In 2003, Vergel appeared in his last film Masamang Ugat from Viva Films.

==Controversies==
In August 2007, a warrant for arrest was issued in Caloocan for rape cases filed against him in 2000, but he was later released. He was also linked to illegal drugs, but the cases against him were dismissed.

==Death==
Vergel suffered a massive heart attack and slipped into a coma at The Chinese General Hospital and Medical Center, located in Santa Cruz, Manila and died at 3:17 am on December 15, 2007, at the age of 53.

==Filmography==

| Year | Title | Character | Notes |
| 1959 | Anak Ng Bulkan | Bentoy |  |
| 1977 | Inay | Alex |  |
| 1978 | Batang City Jail | Noel San Miguel |  |
| 1979 | Hoodlum Killer | - |  |
| Teritoryo Ko Ito | Jun Javier / Batang Dewey |  |
| Mahal Kong Taksil | - |  |
| 1980 | Pangkat: Do or Die | - |  |
| Kanto Boy | - |  |
| Kodigo Penal: The Valderrama Case | Capt. Nilo Valderrama |  |
| Hari ng Tondo Ikaw o Ako | Bingo Ocampo |  |
| Tatak Angustia | Eric |  |
| Siga | Atty. Alex Noriega |  |
| 1981 | Kapwa Simaron | - |  |
| Dirty Games | - |  |
| Ako Laban Sa Lahat | - |  |
| Ang Babaeng Hinugot Sa Aking Tadyang | Mr. Delgado / Special Participation |  |
| Hantingan | - |  |
| Kamandag Ng Rehas Na Bakal | Sgt. Noel Santos |  |
| Hostage 72 Oras | - |  |
| Lukso Ng Dugo | - |  |
| Deadly Commando | - |  |
| Solid Alas | - |  |
| 1982 | Mga Pambato | Tonyong Blackjack |  |
| Tres Kantos | - |  |
| Berdugo | Manuel |  |
| Annie Sabungera | Randy |  |
| Sugo | - |  |
| Waywaya | - |  |
| Ang Tapang Para Sa Lahat! | Ricardo |  |
| Zimatar | Prinsipe Akbar |  |
| 1983 | Inside Job | Atty. Adolfo Guevarra |  |
| Pieta | Rigor |  |
| Kumusta Ka, Hudas? | - |  |
| Pusakal | - |  |
| 1984 | Huwag Kang Papatay | - |  |
| Isang Dakot Na Lupa | Ador |  |
| Basag Ang Pula | Fernando |  |
| Tong | - |  |
| 1985 | Jandro Nakpil: Halang ang Kaluluwa | Jandro Nakpil |  |
| Bomba Arienda | Roger "Bomba" Arienda |  |
| 1987 | Ayokong Tumungtong Sa Lupa | - |  |
| 1988 | Anak Ng Cabron | Donato Rios |  |
| 1989 | Killer vs.

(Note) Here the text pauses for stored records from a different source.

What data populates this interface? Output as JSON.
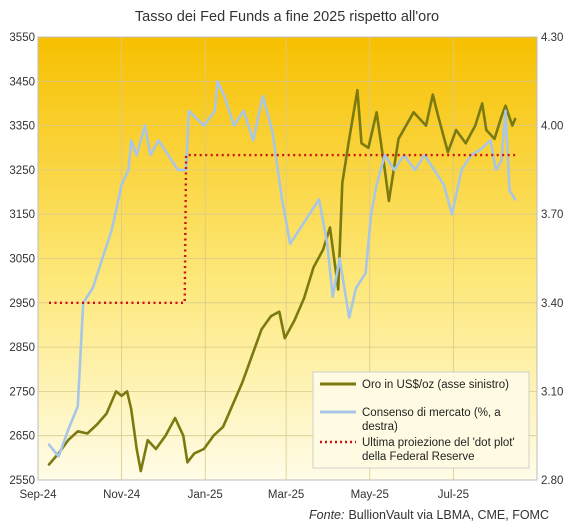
{
  "chart_data": {
    "type": "line",
    "title": "Tasso dei Fed Funds a fine 2025 rispetto all'oro",
    "source": {
      "prefix": "Fonte:",
      "text": "BullionVault via LBMA, CME, FOMC"
    },
    "xlim": [
      "2024-09-01",
      "2025-08-31"
    ],
    "x_ticks": [
      {
        "date": "2024-09-01",
        "label": "Sep-24"
      },
      {
        "date": "2024-11-01",
        "label": "Nov-24"
      },
      {
        "date": "2025-01-01",
        "label": "Jan-25"
      },
      {
        "date": "2025-03-01",
        "label": "Mar-25"
      },
      {
        "date": "2025-05-01",
        "label": "May-25"
      },
      {
        "date": "2025-07-01",
        "label": "Jul-25"
      }
    ],
    "y_left": {
      "lim": [
        2550,
        3550
      ],
      "ticks": [
        2550,
        2650,
        2750,
        2850,
        2950,
        3050,
        3150,
        3250,
        3350,
        3450,
        3550
      ]
    },
    "y_right": {
      "lim": [
        2.8,
        4.3
      ],
      "ticks": [
        "2.80",
        "3.10",
        "3.40",
        "3.70",
        "4.00",
        "4.30"
      ]
    },
    "grid": true,
    "background": {
      "top": "#f7c000",
      "bottom": "#fffce8"
    },
    "legend_position": "bottom-right",
    "series": [
      {
        "name": "Oro in US$/oz (asse sinistro)",
        "axis": "left",
        "color": "#7a7a10",
        "points": [
          [
            "2024-09-09",
            2585
          ],
          [
            "2024-09-16",
            2610
          ],
          [
            "2024-09-23",
            2640
          ],
          [
            "2024-09-30",
            2660
          ],
          [
            "2024-10-07",
            2655
          ],
          [
            "2024-10-14",
            2675
          ],
          [
            "2024-10-21",
            2700
          ],
          [
            "2024-10-28",
            2750
          ],
          [
            "2024-11-01",
            2740
          ],
          [
            "2024-11-05",
            2750
          ],
          [
            "2024-11-08",
            2710
          ],
          [
            "2024-11-12",
            2620
          ],
          [
            "2024-11-15",
            2570
          ],
          [
            "2024-11-20",
            2640
          ],
          [
            "2024-11-26",
            2620
          ],
          [
            "2024-12-03",
            2650
          ],
          [
            "2024-12-10",
            2690
          ],
          [
            "2024-12-16",
            2650
          ],
          [
            "2024-12-19",
            2590
          ],
          [
            "2024-12-24",
            2610
          ],
          [
            "2024-12-31",
            2620
          ],
          [
            "2025-01-07",
            2650
          ],
          [
            "2025-01-14",
            2670
          ],
          [
            "2025-01-21",
            2720
          ],
          [
            "2025-01-28",
            2770
          ],
          [
            "2025-02-04",
            2830
          ],
          [
            "2025-02-11",
            2890
          ],
          [
            "2025-02-18",
            2920
          ],
          [
            "2025-02-24",
            2930
          ],
          [
            "2025-02-28",
            2870
          ],
          [
            "2025-03-07",
            2910
          ],
          [
            "2025-03-14",
            2960
          ],
          [
            "2025-03-21",
            3030
          ],
          [
            "2025-03-28",
            3070
          ],
          [
            "2025-04-02",
            3120
          ],
          [
            "2025-04-08",
            2980
          ],
          [
            "2025-04-11",
            3220
          ],
          [
            "2025-04-16",
            3320
          ],
          [
            "2025-04-22",
            3430
          ],
          [
            "2025-04-25",
            3310
          ],
          [
            "2025-04-30",
            3300
          ],
          [
            "2025-05-06",
            3380
          ],
          [
            "2025-05-12",
            3250
          ],
          [
            "2025-05-15",
            3180
          ],
          [
            "2025-05-22",
            3320
          ],
          [
            "2025-06-02",
            3380
          ],
          [
            "2025-06-11",
            3350
          ],
          [
            "2025-06-16",
            3420
          ],
          [
            "2025-06-20",
            3370
          ],
          [
            "2025-06-27",
            3290
          ],
          [
            "2025-07-03",
            3340
          ],
          [
            "2025-07-10",
            3310
          ],
          [
            "2025-07-17",
            3350
          ],
          [
            "2025-07-22",
            3400
          ],
          [
            "2025-07-25",
            3340
          ],
          [
            "2025-07-31",
            3320
          ],
          [
            "2025-08-05",
            3370
          ],
          [
            "2025-08-08",
            3395
          ],
          [
            "2025-08-13",
            3350
          ],
          [
            "2025-08-15",
            3365
          ]
        ]
      },
      {
        "name": "Consenso di mercato (%, a destra)",
        "axis": "right",
        "color": "#a7c6e8",
        "points": [
          [
            "2024-09-09",
            2.92
          ],
          [
            "2024-09-16",
            2.88
          ],
          [
            "2024-09-23",
            2.97
          ],
          [
            "2024-09-30",
            3.05
          ],
          [
            "2024-10-04",
            3.4
          ],
          [
            "2024-10-11",
            3.45
          ],
          [
            "2024-10-18",
            3.55
          ],
          [
            "2024-10-25",
            3.65
          ],
          [
            "2024-11-01",
            3.8
          ],
          [
            "2024-11-06",
            3.85
          ],
          [
            "2024-11-08",
            3.95
          ],
          [
            "2024-11-12",
            3.9
          ],
          [
            "2024-11-18",
            4.0
          ],
          [
            "2024-11-22",
            3.9
          ],
          [
            "2024-11-28",
            3.95
          ],
          [
            "2024-12-05",
            3.9
          ],
          [
            "2024-12-12",
            3.85
          ],
          [
            "2024-12-18",
            3.85
          ],
          [
            "2024-12-20",
            4.05
          ],
          [
            "2024-12-31",
            4.0
          ],
          [
            "2025-01-08",
            4.05
          ],
          [
            "2025-01-10",
            4.15
          ],
          [
            "2025-01-15",
            4.1
          ],
          [
            "2025-01-22",
            4.0
          ],
          [
            "2025-01-29",
            4.05
          ],
          [
            "2025-02-05",
            3.95
          ],
          [
            "2025-02-12",
            4.1
          ],
          [
            "2025-02-19",
            3.98
          ],
          [
            "2025-02-26",
            3.75
          ],
          [
            "2025-03-04",
            3.6
          ],
          [
            "2025-03-11",
            3.65
          ],
          [
            "2025-03-18",
            3.7
          ],
          [
            "2025-03-25",
            3.75
          ],
          [
            "2025-03-31",
            3.6
          ],
          [
            "2025-04-04",
            3.42
          ],
          [
            "2025-04-09",
            3.55
          ],
          [
            "2025-04-16",
            3.35
          ],
          [
            "2025-04-21",
            3.45
          ],
          [
            "2025-04-28",
            3.5
          ],
          [
            "2025-05-02",
            3.7
          ],
          [
            "2025-05-06",
            3.8
          ],
          [
            "2025-05-12",
            3.9
          ],
          [
            "2025-05-19",
            3.85
          ],
          [
            "2025-05-26",
            3.9
          ],
          [
            "2025-06-03",
            3.85
          ],
          [
            "2025-06-10",
            3.9
          ],
          [
            "2025-06-17",
            3.85
          ],
          [
            "2025-06-24",
            3.8
          ],
          [
            "2025-06-30",
            3.7
          ],
          [
            "2025-07-07",
            3.85
          ],
          [
            "2025-07-14",
            3.9
          ],
          [
            "2025-07-21",
            3.92
          ],
          [
            "2025-07-28",
            3.95
          ],
          [
            "2025-08-01",
            3.85
          ],
          [
            "2025-08-05",
            3.88
          ],
          [
            "2025-08-08",
            4.05
          ],
          [
            "2025-08-11",
            3.78
          ],
          [
            "2025-08-15",
            3.75
          ]
        ]
      },
      {
        "name": "Ultima proiezione del 'dot plot' della Federal Reserve",
        "axis": "right",
        "color": "#cc1111",
        "style": "dotted",
        "points": [
          [
            "2024-09-09",
            3.4
          ],
          [
            "2024-12-17",
            3.4
          ],
          [
            "2024-12-18",
            3.9
          ],
          [
            "2025-08-15",
            3.9
          ]
        ]
      }
    ],
    "legend": [
      {
        "lines": [
          "Oro in US$/oz (asse sinistro)"
        ]
      },
      {
        "lines": [
          "Consenso di mercato (%, a",
          "destra)"
        ]
      },
      {
        "lines": [
          "Ultima proiezione del 'dot plot'",
          "della Federal Reserve"
        ]
      }
    ]
  }
}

Ninjas | - |  |
| Galit Sa Mundo | - |  |
| 1990 | Higit Na Mas Matimbang Ang Dugo | Randolph (uncredited) |  |
| 1991 | Sagad Hanggang Buto | Banjo |  |
| 1992 | Totoy Guwapo: Alyas Kanto Boy | Totoy Castro/Totoy Guwapo |  |
| 1993 | Kahit Ako'y Busabos | Giller |  |
| 1996 | Seth Corteza | Seth Corteza |  |
| Ten Little Indians | Brandon Valdez |  |
| Huling Sagupaan | Samuel |  |
| 1997 | Utang Ko Sa Iyo Ang Buhay Ko | Wex |  |
| Iligpit Si Victor Saraza | Victor Saraza |  |
| Jacob C.I.S. | Jacob/Gardo (Edgardo Mactan) |  |
| 1998 | Sige Subukan Mo | David/Berting |  |
| Ang Joker At Ang Pistolero | Marvin / Special Participation |  |
| Abel Villarama: Armado | Abel Villarama |  |
| 2000 | Katayan | - |  |
| 2001 | Carta Alas: Huwag Ka Nang Humirit | Capt. Ted Cordero |  |
| 2003 | Masamang Ugat | David | Last film appearance |

==Accolades==
Vergel was nominated five times.

FAMAS NOMINATION

1989 Best Actor for Anak ng Cabron (1988)

1986 Best Actor for Bomba Arienda (1985)

1985 Best Actor for Basag ang Pula (1984)

1984 Best Actor for Pieta (1983)

GAWAD URIAN NOMINATION

1986 Best Actor for Bomba Arienda (1985)

In 1989, Vergel received his Best Actor awards from the Gawad Urian and PMPC Star Awards for Movies for his role in the film Anak ng Cabron.